Не то – с Пущиным: уже во время последнего монолога Чацкого он подозрительно поглядывал на топившуюся днем, но давно уже закрытую печку и поводил в воздухе носом; при заключительном же возгласе Фамусова:

 
Ах, Боже мой! Что станет говорить
Княгиня Марья Алексевна! —
 

он вскочил на ноги и сам возгласил:

– Что станет говорить она – я не знаю, да и знать не желаю; но что мы оба с тобой здесь угорим – в этом, брат, для меня не может быть ни малейшего сомнения.

– А ведь и в самом-то деле, – сказал Пушкин, возвращаясь к действительности, – как будто дымом запахло.

– Не дымом, душа моя, а чистейшим угаром: у меня на этот счет собачье чутье. Сейчас пойду узнаю.

Как раз, когда он ступил в коридор, с противоположного конца показалась старушка няня с зажженною свечой.

– Матушка, Арина Родионовна! – взмолился к ней Пущин. – За какие такие провинности ты меня из дому выкуриваешь?

– А нешто и к вам уже туда запахло? – всполошилась она. – Для тебя же, касатик, нарочно две горницы истопила, которые всю зиму не топились, да, знать, рано трубы закрыла…
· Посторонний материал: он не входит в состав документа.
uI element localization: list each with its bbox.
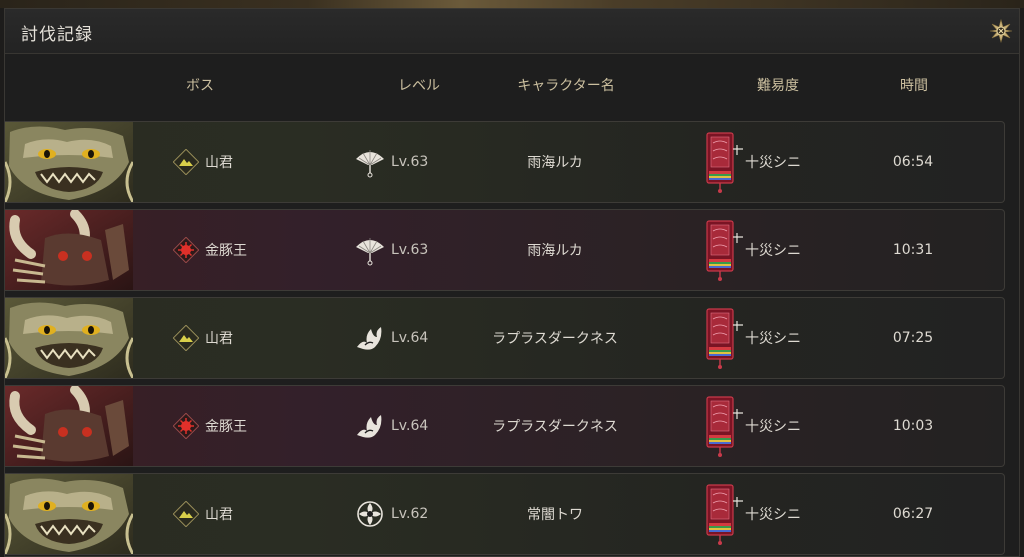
flame-icon — [356, 326, 383, 351]
fan-icon — [355, 237, 385, 266]
clear-time: 07:25 — [892, 330, 934, 346]
level-value: Lv.63 — [391, 242, 429, 258]
boss-cell: 山君 — [173, 298, 233, 378]
difficulty-tablet-icon — [706, 308, 743, 370]
level-value: Lv.64 — [391, 418, 429, 434]
difficulty-cell: 十災シニ — [703, 122, 801, 202]
difficulty-cell: 十災シニ — [703, 386, 801, 466]
difficulty-tablet-icon — [706, 220, 743, 282]
clear-time: 10:31 — [892, 242, 934, 258]
level-value: Lv.63 — [391, 154, 429, 170]
boss-name: 山君 — [205, 507, 233, 523]
level-cell: Lv.63 — [353, 122, 428, 202]
difficulty-cell: 十災シニ — [703, 474, 801, 554]
boss-portrait — [5, 298, 133, 378]
boss-portrait — [5, 474, 133, 554]
boss-name: 山君 — [205, 155, 233, 171]
column-header-level: レベル — [398, 78, 440, 94]
column-header-character: キャラクター名 — [517, 78, 615, 94]
difficulty-label: 十災シニ — [745, 243, 801, 259]
character-name: ラプラスダークネス — [492, 331, 618, 347]
column-header-difficulty: 難易度 — [757, 78, 799, 94]
column-header-time: 時間 — [900, 78, 928, 94]
record-row[interactable]: 金豚王 Lv.64 ラプラスダークネス 十災シニ 10:03 — [5, 385, 1005, 467]
fire-element-icon — [173, 413, 199, 439]
flower-icon — [357, 501, 383, 527]
difficulty-tablet-icon — [706, 484, 743, 546]
level-cell: Lv.64 — [353, 386, 428, 466]
difficulty-label: 十災シニ — [745, 331, 801, 347]
column-header-boss: ボス — [186, 78, 214, 94]
character-name: 雨海ルカ — [527, 155, 583, 171]
title-bar: 討伐記録 — [5, 9, 1019, 54]
character-name: 雨海ルカ — [527, 243, 583, 259]
level-cell: Lv.62 — [353, 474, 428, 554]
record-row[interactable]: 山君 Lv.64 ラプラスダークネス 十災シニ 07:25 — [5, 297, 1005, 379]
character-name: 常闇トワ — [527, 507, 583, 523]
fan-icon — [355, 149, 385, 178]
character-name: ラプラスダークネス — [492, 419, 618, 435]
boss-name: 金豚王 — [205, 419, 247, 435]
battle-record-window: 討伐記録 ボス レベル キャラクター名 難易度 時間 山君 Lv.63 雨海ルカ 十災… — [4, 8, 1020, 557]
level-value: Lv.62 — [391, 506, 429, 522]
flame-icon — [356, 414, 383, 439]
boss-cell: 金豚王 — [173, 386, 247, 466]
difficulty-label: 十災シニ — [745, 507, 801, 523]
difficulty-cell: 十災シニ — [703, 210, 801, 290]
clear-time: 06:27 — [892, 506, 934, 522]
boss-portrait — [5, 122, 133, 202]
boss-cell: 山君 — [173, 474, 233, 554]
background-strip — [0, 0, 1024, 8]
clear-time: 06:54 — [892, 154, 934, 170]
window-title: 討伐記録 — [21, 25, 93, 45]
level-cell: Lv.64 — [353, 298, 428, 378]
mountain-element-icon — [173, 501, 199, 527]
difficulty-cell: 十災シニ — [703, 298, 801, 378]
fire-element-icon — [173, 237, 199, 263]
table-header: ボス レベル キャラクター名 難易度 時間 — [5, 53, 1019, 121]
record-row[interactable]: 山君 Lv.62 常闇トワ 十災シニ 06:27 — [5, 473, 1005, 555]
mountain-element-icon — [173, 325, 199, 351]
difficulty-label: 十災シニ — [745, 419, 801, 435]
boss-name: 金豚王 — [205, 243, 247, 259]
record-row[interactable]: 金豚王 Lv.63 雨海ルカ 十災シニ 10:31 — [5, 209, 1005, 291]
clear-time: 10:03 — [892, 418, 934, 434]
boss-portrait — [5, 210, 133, 290]
boss-cell: 山君 — [173, 122, 233, 202]
boss-cell: 金豚王 — [173, 210, 247, 290]
close-icon[interactable] — [989, 18, 1013, 44]
level-value: Lv.64 — [391, 330, 429, 346]
record-row[interactable]: 山君 Lv.63 雨海ルカ 十災シニ 06:54 — [5, 121, 1005, 203]
mountain-element-icon — [173, 149, 199, 175]
difficulty-label: 十災シニ — [745, 155, 801, 171]
level-cell: Lv.63 — [353, 210, 428, 290]
boss-name: 山君 — [205, 331, 233, 347]
difficulty-tablet-icon — [706, 132, 743, 194]
difficulty-tablet-icon — [706, 396, 743, 458]
boss-portrait — [5, 386, 133, 466]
Пущин укорительно покачал головой:

– Ай, няня, няня! А зачем ты их зимой не топишь? Или дров жаль?

– Знамо, жаль.

– А своего барина не жаль? Из-за сажени-другой дров он, бедняга, всю зиму, как сурок, сидит в одном углу; ни в бильярд ему поиграть нельзя, ни прогуляться по собственному дому. Ай, няня, няня!

У пристыженной старушки на глазах навернулись слезы.

– Да он хошь бы словечко сказал мне…

– Он – взрослый младенец, так где же ему думать о себе? Кому печься об нем, как не той, которая его вынянчила, которую и сам он любит, кажется, более всех людей на свете?

Няня была окончательно растрогана.

– Да я для него, моего ненаглядного, хошь весь дом день и ночь топить буду!

– Ну, ночью-то, пожалуй, и не для чего. А теперь первым делом откроем-ка опять трубы.

Когда это было ими сделано, Пущин сам замкнул на ключ двери в угарные помещения, открыл форточку в комнате друга и вместе с ним перебрался временно к Арине Родионовне, откуда ее подначальная команда давно уже разбрелась на покой. Старушке было особенно горько, что гость, несмотря на все упрашивания ее и барина, решил-таки уехать восвояси тою же ночью. Перед отъездом, однако, он просил Пушкина познакомить его еще с последними цветами своей музы. Так, по возвращении их в «клетушку» поэта, началось опять чтение – уже собственных его произведений, еще не появившихся в печати, в том числе и поэмы «Цыганы».

 

– А этот Алеко – не сам ли ты, братец? – спросил Пущин. – Ведь Алеко – Александр?

– Александр.

– И, как твой герой, ты тоже кочевал по Бессарабии с цыганами?

– Об этом история умалчивает, – загадочно усмехнулся Пушкин. – Во всяком случае, я никого на своем веку не зарезал – разве что стихом. Так поэма, по-твоему, недурна?

– Весьма даже. Ты, Пушкин, все совершенствуешься. Пройдет немного лет – и вся Россия признает тебя отцом нашей литературы, с которого в ней началась новая эра.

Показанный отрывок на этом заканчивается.